It must have seemed like a bad horror film scene when authorities found hundreds of bodies on the grounds of a Georgia crematory. But Americans may find it nearly as disturbing to realize how few laws govern the industry they trust with the remains of their loved ones.
As horrific as the uncovering is of 339 bodies found so far at Ray Brent Marsh's Tri-State Crematory, near Noble, Ga., state officials can at least point to the stricter government regulations covering its crematoriums than most other states have on their books. It is one of only six states, for instance, requiring owners of crematoriums to have a certified funeral directors' license.
"The irony of the situation is, Georgia actually had a reasonably decent regulatory scheme," says Lamar Hankins, president of the Funeral Consumers Alliance in Austin, Texas.
By contrast, nationwide, 10 states have no laws at all regulating crematoriums. And while funeral home directors themselves make most of the arrangements with crematoriums, their national licensing exam has no questions about crematorium operations.
All told, that's not a very high level of oversight for an industry that constitutes a large part of the nation's $14 billion funeral business. About a quarter of all bodies in the United States are cremated, totaling about 600,000 in 1999, according to industry estimates. There are almost 1,500 crematoriums across the country.
"There's no question there needs to be better regulations of cremation," acknowledges Lisa Carlson of the Funeral and Memorial Societies of America, in Vermont. She adds: "I think we're likely to see a flurry of legislative efforts as a result of the situation in Georgia."
Scattering Ashes in the Sun Belt
At a minimum, the Tri-State Crematory case will draw a lot of attention to a fast-growing industry created by Americans' desire to cremate bodies of family or friends, rather than burying them in cemeteries.
Cremations, which began in earnest in this country more than a century ago, are now growing especially popular among the well-off and in rapidly-growing Sun Belt areas where retirees have moved — and thus have fewer community roots that might otherwise compel them to have regular burials in cemeteries.
Among the main reasons individuals cite for using cremation, according to the Cremation Association of North America, are the relatively lower expense and less land use compared to burial, and the relative convenience. CANA projects that 50 percent of all bodies will be cremated by the year 2025.
But if the number of cremations is on the increase, the number of government officials checking up on them is not.

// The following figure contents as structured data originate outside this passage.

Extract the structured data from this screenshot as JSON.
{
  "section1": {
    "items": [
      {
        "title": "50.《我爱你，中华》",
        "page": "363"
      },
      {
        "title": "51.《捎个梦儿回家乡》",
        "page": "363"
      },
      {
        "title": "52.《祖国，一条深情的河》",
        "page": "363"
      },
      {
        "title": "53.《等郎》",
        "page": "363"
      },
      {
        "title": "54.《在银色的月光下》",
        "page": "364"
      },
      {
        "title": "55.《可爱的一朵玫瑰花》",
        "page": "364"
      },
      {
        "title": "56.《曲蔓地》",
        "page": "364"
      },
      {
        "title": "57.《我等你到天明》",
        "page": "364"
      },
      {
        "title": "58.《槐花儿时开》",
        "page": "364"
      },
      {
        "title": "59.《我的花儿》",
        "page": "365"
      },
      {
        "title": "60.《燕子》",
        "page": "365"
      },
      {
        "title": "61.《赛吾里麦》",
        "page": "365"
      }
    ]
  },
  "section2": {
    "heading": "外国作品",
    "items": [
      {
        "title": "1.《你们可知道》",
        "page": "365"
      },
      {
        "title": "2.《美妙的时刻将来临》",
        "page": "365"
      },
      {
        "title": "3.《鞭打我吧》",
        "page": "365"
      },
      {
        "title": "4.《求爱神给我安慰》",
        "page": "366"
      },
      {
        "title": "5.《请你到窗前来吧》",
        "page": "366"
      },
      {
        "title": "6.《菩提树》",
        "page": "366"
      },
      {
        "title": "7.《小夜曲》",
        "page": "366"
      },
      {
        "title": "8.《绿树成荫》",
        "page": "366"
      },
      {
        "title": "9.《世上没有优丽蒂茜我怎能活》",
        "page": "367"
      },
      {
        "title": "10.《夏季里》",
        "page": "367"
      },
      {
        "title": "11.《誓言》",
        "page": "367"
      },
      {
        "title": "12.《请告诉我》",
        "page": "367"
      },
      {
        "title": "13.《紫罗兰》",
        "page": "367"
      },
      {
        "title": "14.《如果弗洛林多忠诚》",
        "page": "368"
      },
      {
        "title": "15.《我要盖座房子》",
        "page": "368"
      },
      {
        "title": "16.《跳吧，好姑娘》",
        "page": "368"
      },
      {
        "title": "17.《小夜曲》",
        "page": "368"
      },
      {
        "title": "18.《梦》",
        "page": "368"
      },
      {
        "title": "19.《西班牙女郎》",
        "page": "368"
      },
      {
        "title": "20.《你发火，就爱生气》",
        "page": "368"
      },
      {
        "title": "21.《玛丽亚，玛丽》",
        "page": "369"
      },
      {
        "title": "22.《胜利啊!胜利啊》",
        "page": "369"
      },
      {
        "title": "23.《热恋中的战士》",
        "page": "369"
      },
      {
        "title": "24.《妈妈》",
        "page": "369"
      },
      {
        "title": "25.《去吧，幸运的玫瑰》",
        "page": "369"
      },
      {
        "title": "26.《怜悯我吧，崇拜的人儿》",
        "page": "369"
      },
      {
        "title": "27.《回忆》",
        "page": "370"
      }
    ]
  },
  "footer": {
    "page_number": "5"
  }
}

And if tightening regulations is necessary, enforcing the law, as the Georgia case shows, is another matter.
"It always comes down to the enforcement capabilities," says Tom Snyder, CANA president.
But very few states devote significant resources to monitoring the industry. Georgia has a staff of two checking crematoriums — the same as Texas, which is far larger.
"I'm not saying that's enough for Georgia, but it's certainly not enough for Texas," says Hankins.
Out of Sight
The agency in charge of monitoring crematoriums varies greatly from state to state, too, further complicating the regulatory picture.